By Katharine Q. Seelye
The New York Times
Sept. 26, 2009
The requirement that everyone buy health insurance moved a step closer to reality last week — and possibly a step closer to being challenged in court.
Conservatives and libertarians, mostly, have been advancing the theory lately that the individual mandate, in which the government would compel everyone to buy insurance or pay a penalty, is unconstitutional.
“I think an individual mandate will pass, and I think it’s going to be very vulnerable because it exceeds Congress’s constitutional authority,” said David Rivkin, a lawyer who served in the Justice Department under Presidents Ronald Reagan and George H.W. Bush. Mr. Rivkin spelled out his argument in a recent op-ed article in The Wall Street Journal that he co-wrote.
“If you say the government can mandate your behavior as far as this type of insurance goes,” he said, “there will be nothing the government can’t do. They can control every single way in which you dispose of your income.”
But while Mark A. Hall, a professor of law and public health at Wake Forest University, agrees that the matter could end up in court, he says that a legal challenge is “extremely unlikely to succeed.” The power to impose such a mandate is firmly rooted in the Constitution, Mr. Hall said.
Existing case law provides lots of guidance, but “there is not a Supreme Court decision directly on point because this is unprecedented,” said Mr. Hall, who recently expounded his theory on a Seton Hall University Law School blog.
“Other than serving in the military through the draft or paying your taxes,” he said, “it’s hard to think of anything else that the federal government requires you to do just because you’re a citizen.”
Question of Commerce
Both Mr. Hall and Mr. Rivkin point to the commerce clause of the Constitution to support their views.
Mr. Rivkin says a mandate to buy health insurance goes beyond the scope of that clause because Congress cannot regulate activity that is not economic. But Mr. Hall says it clearly falls under the definition of economic activity.
All five committees in the Democratic-led Congress that have taken up a health care plan this year have supported an individual mandate, with the Senate Finance Committee upholding the idea last week. The bills grant exceptions for a variety of reasons, including religious objections and financial hardship; they also exempt American Indians.
Through the nation’s history, the federal government has imposed its will in various ways, of course, whether through military drafts, the advent of the federal income tax or the requirement that working people contribute part of their earnings to Social Security.
Still, a health insurance mandate would be in many ways new for the United States. In 1994, during the debate over the Clinton health care plan, the Congressional Budget Office described an individual mandate as “an unprecedented form of federal action.”

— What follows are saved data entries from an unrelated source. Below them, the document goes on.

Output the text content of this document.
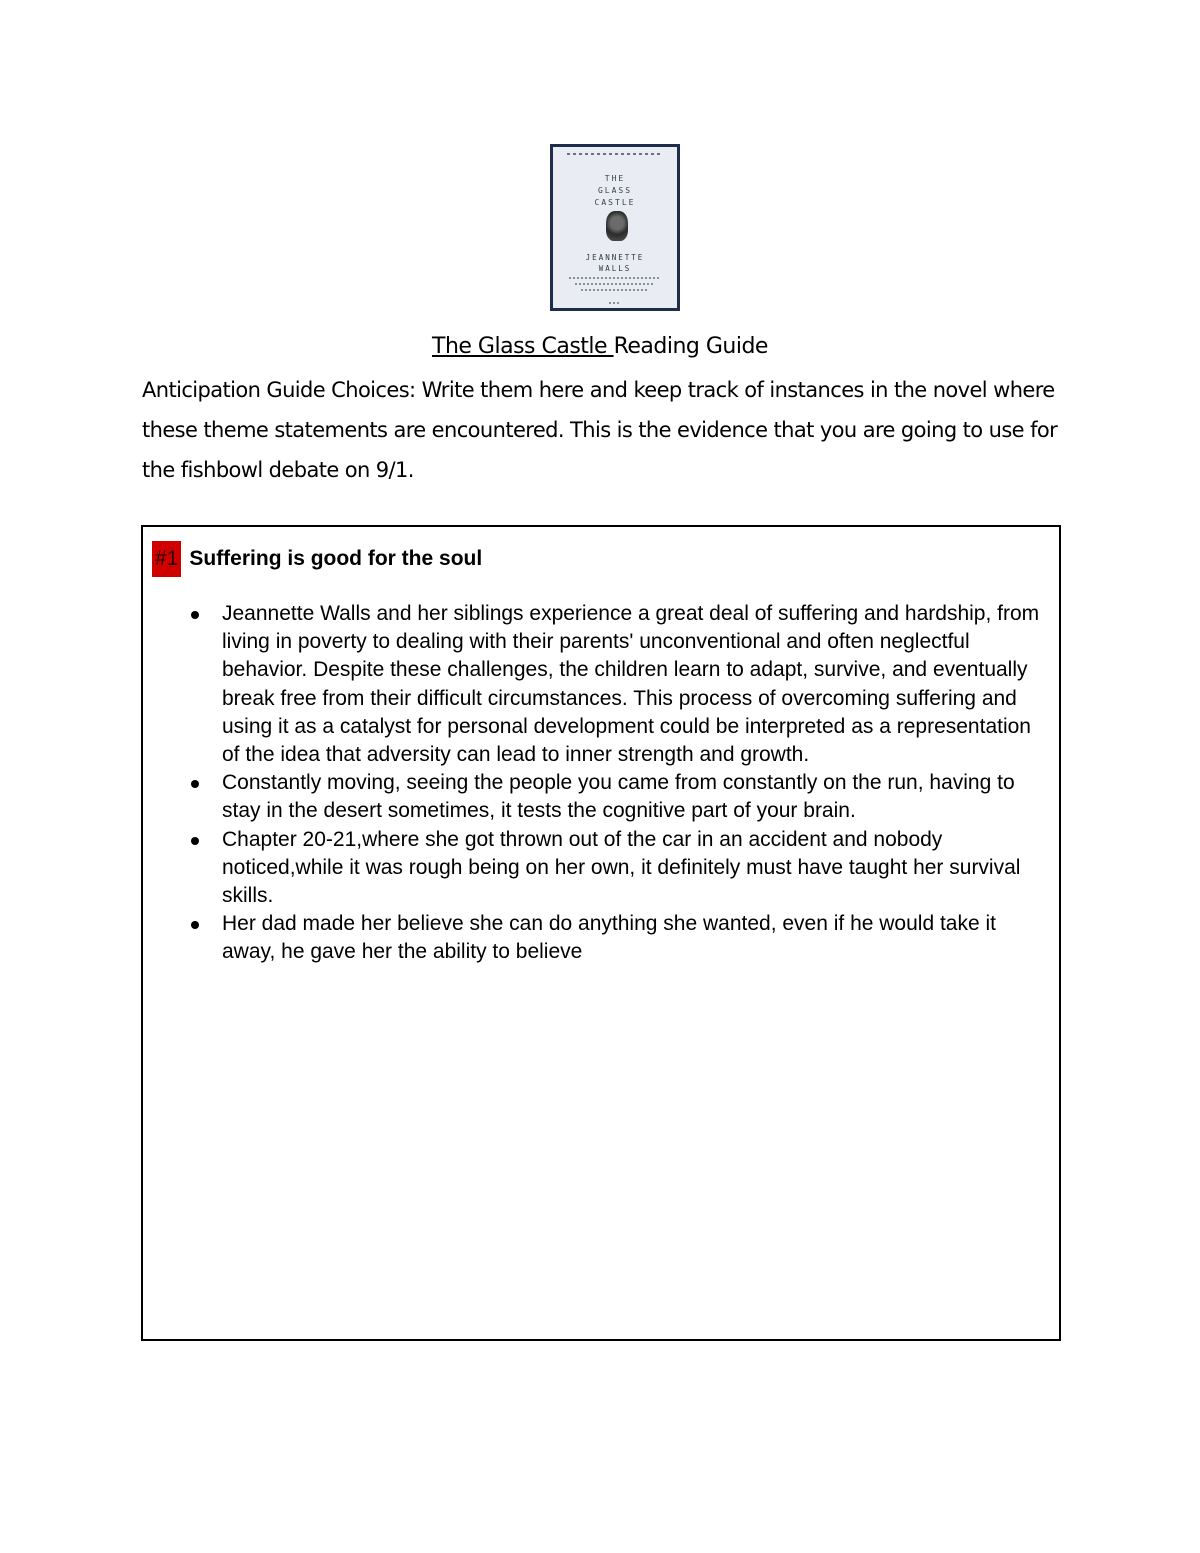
THE
GLASS
CASTLE
JEANNETTE
WALLS
The Glass Castle Reading Guide
Anticipation Guide Choices: Write them here and keep track of instances in the novel where these theme statements are encountered. This is the evidence that you are going to use for the fishbowl debate on 9/1.
#1 Suffering is good for the soul
Jeannette Walls and her siblings experience a great deal of suffering and hardship, from living in poverty to dealing with their parents' unconventional and often neglectful behavior. Despite these challenges, the children learn to adapt, survive, and eventually break free from their difficult circumstances. This process of overcoming suffering and using it as a catalyst for personal development could be interpreted as a representation of the idea that adversity can lead to inner strength and growth.
Constantly moving, seeing the people you came from constantly on the run, having to stay in the desert sometimes, it tests the cognitive part of your brain.
Chapter 20-21,where she got thrown out of the car in an accident and nobody noticed,while it was rough being on her own, it definitely must have taught her survival skills.
Her dad made her believe she can do anything she wanted, even if he would take it away, he gave her the ability to believe
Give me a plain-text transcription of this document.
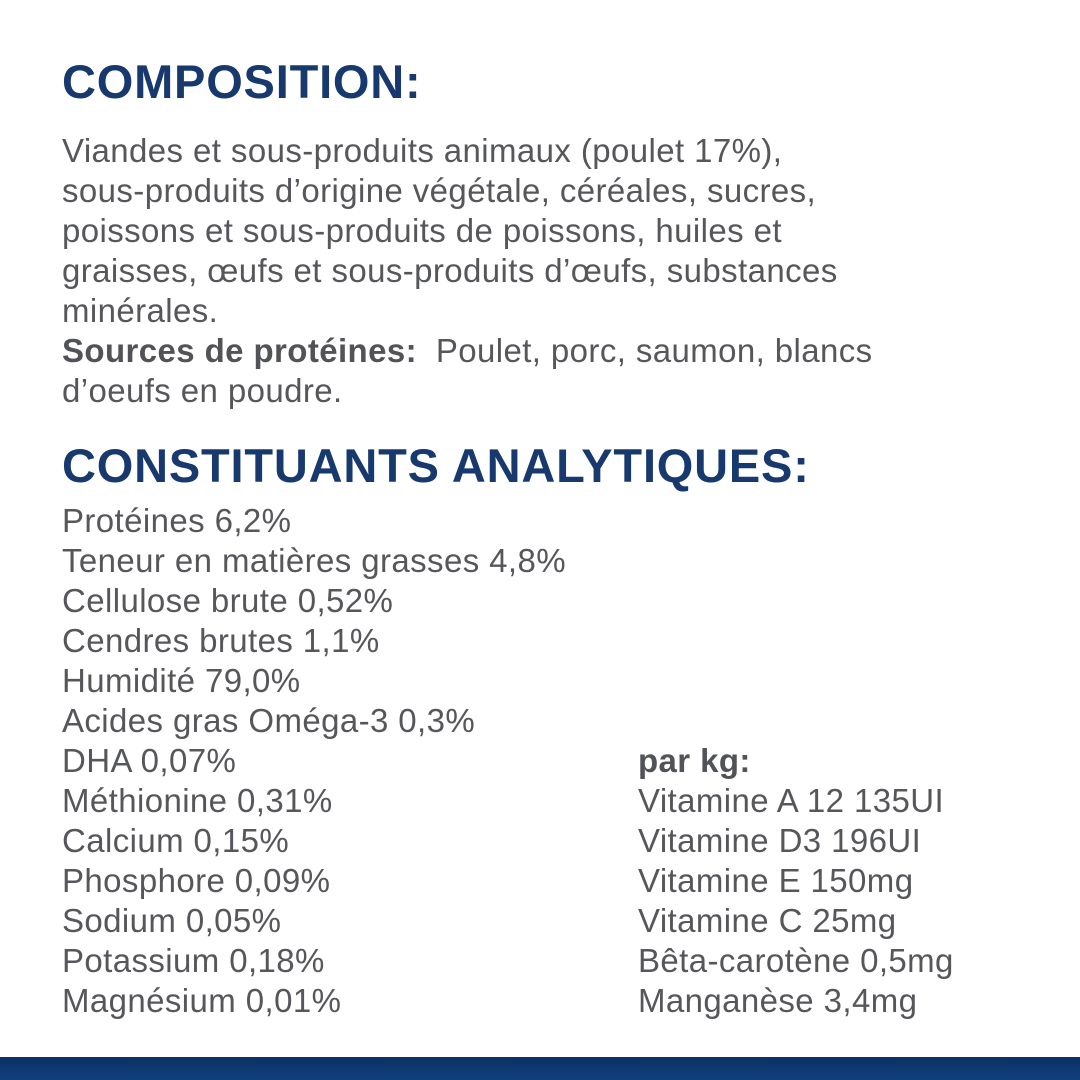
COMPOSITION:
Viandes et sous-produits animaux (poulet 17%),
sous-produits d’origine végétale, céréales, sucres,
poissons et sous-produits de poissons, huiles et
graisses, œufs et sous-produits d’œufs, substances
minérales.
Sources de protéines: Poulet, porc, saumon, blancs
d’oeufs en poudre.
CONSTITUANTS ANALYTIQUES:
Protéines 6,2%
Teneur en matières grasses 4,8%
Cellulose brute 0,52%
Cendres brutes 1,1%
Humidité 79,0%
Acides gras Oméga-3 0,3%
DHA 0,07%
Méthionine 0,31%
Calcium 0,15%
Phosphore 0,09%
Sodium 0,05%
Potassium 0,18%
Magnésium 0,01%
par kg:
Vitamine A 12 135UI
Vitamine D3 196UI
Vitamine E 150mg
Vitamine C 25mg
Bêta-carotène 0,5mg
Manganèse 3,4mg
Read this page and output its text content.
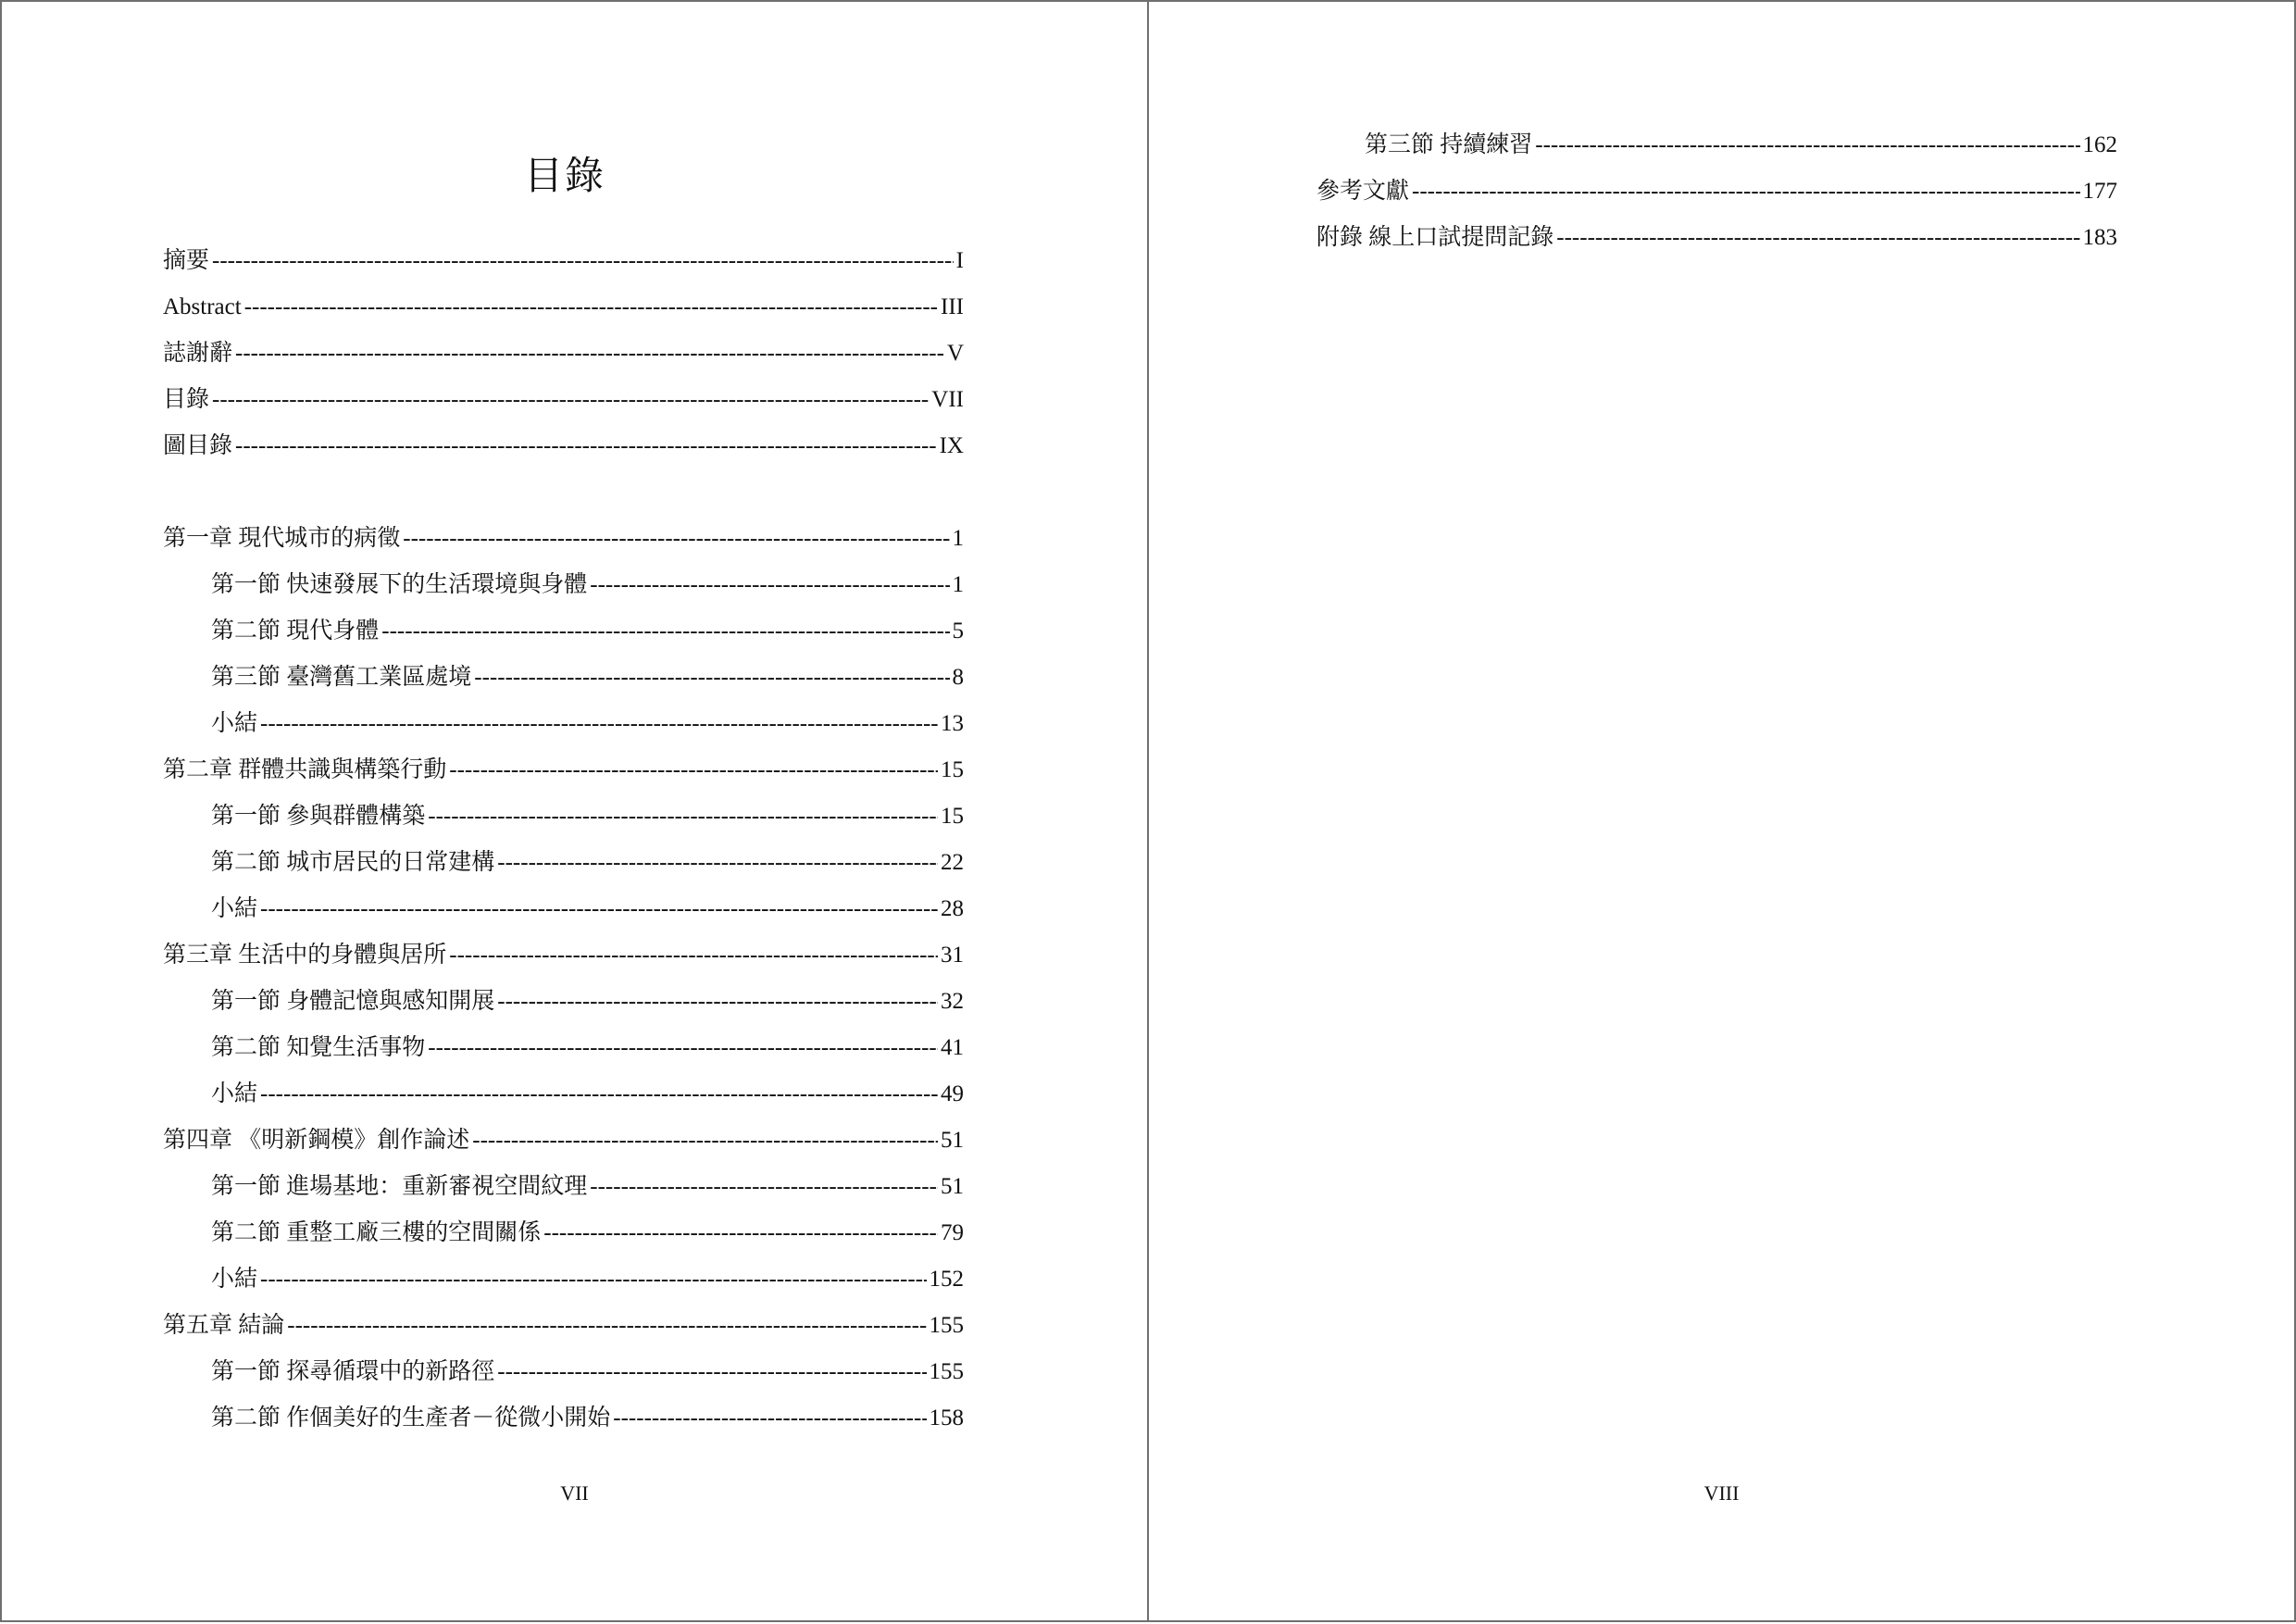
目錄
摘要 -----	I
Abstract -----	III
誌謝辭 -----	V
目錄 -----	VII
圖目錄 -----	IX
第一章 現代城市的病徵 -----	1
第一節 快速發展下的生活環境與身體 -----	1
第二節 現代身體 -----	5
第三節 臺灣舊工業區處境 -----	8
小結 -----	13
第二章 群體共識與構築行動 -----	15
第一節 參與群體構築 -----	15
第二節 城市居民的日常建構 -----	22
小結 -----	28
第三章 生活中的身體與居所 -----	31
第一節 身體記憶與感知開展 -----	32
第二節 知覺生活事物 -----	41
小結 -----	49
第四章 《明新鋼模》創作論述 -----	51
第一節 進場基地：重新審視空間紋理 -----	51
第二節 重整工廠三樓的空間關係 -----	79
小結 -----	152
第五章 結論 -----	155
第一節 探尋循環中的新路徑 -----	155
第二節 作個美好的生產者－從微小開始 -----	158
VII
第三節 持續練習 -----	162
參考文獻 -----	177
附錄 線上口試提問記錄 -----	183
VIII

“The government has never required people to buy any good or service as a condition of lawful residence in the United States,” the budget office wrote. “An individual mandate has two features that, in combination, make it unique. First, it would impose a duty on individuals as members of society. Second, it would require people to purchase a specific service that would have to be heavily regulated by the federal government.”
Shifting Views
Those favoring an overhaul of the health care system say that requiring everyone to carry insurance is essential to making insurance affordable, chiefly by broadening the risk pool to include those who are young and healthy and go without insurance now.
The insurance lobby would not support overhauling the system without the individual mandate. President Obama supports it too, although during the presidential campaign last year he supported a mandate for children only.
Objections have been picking up steam since Mr. Rivkin and others began writing op-ed articles against the idea this summer. And some Republicans, like Senator Charles E. Grassley of Iowa, who supported the idea earlier this year, now oppose it. Opponents say that compelling people to spend part of their income on something they may not want is an unwarranted intrusion by government.
Still others have questioned how the mandate would work and suggested that a government-run insurance plan, including a single-payer system, or a system of tax subsidies could be “more efficient in containing costs and avoid the slippery slope of unconstitutional mandates.”
The Congressional Research Service recently grappled with the legal underpinnings of an individual mandate and concluded that Congress “may have” the power to enact a mandate “as part of its taxing and spending power or its power to regulate interstate commerce.”
Still, it sees potential pitfalls, noting: “Whether such a requirement would be constitutional under the commerce clause is perhaps the most challenging question posed by such a proposal, as it is a novel issue whether Congress may use this clause to require an individual to purchase a good or service.”
If the individual mandate were found to be unconstitutional, the health care overhaul as it is now structured by many committees in Congress would almost certainly collapse.
1 comment:
So I read this in the OWH yesterday. I was intrigued by it as soon as I saw the source. It seems as though I hear every day about how we should discount everything that comes from the New York Times. I thought this particular article treated the situation relatively fairly. Both sides were presented, allowing the reader to determine for him/herself what is right or wrong.
When I saw it I really considered brining it to class, but decided it would be interesting to see if you/Mr. Keller brought it up first. If this requirement can pass as interstate commerce, it will open up the door to absolutely anything. Meaning more of anything than now. I anxiously await the results... P.S. I heard today about the death of the government-run portion of one of the health care bills in committee today (Republicans AND Democrats stood against it.)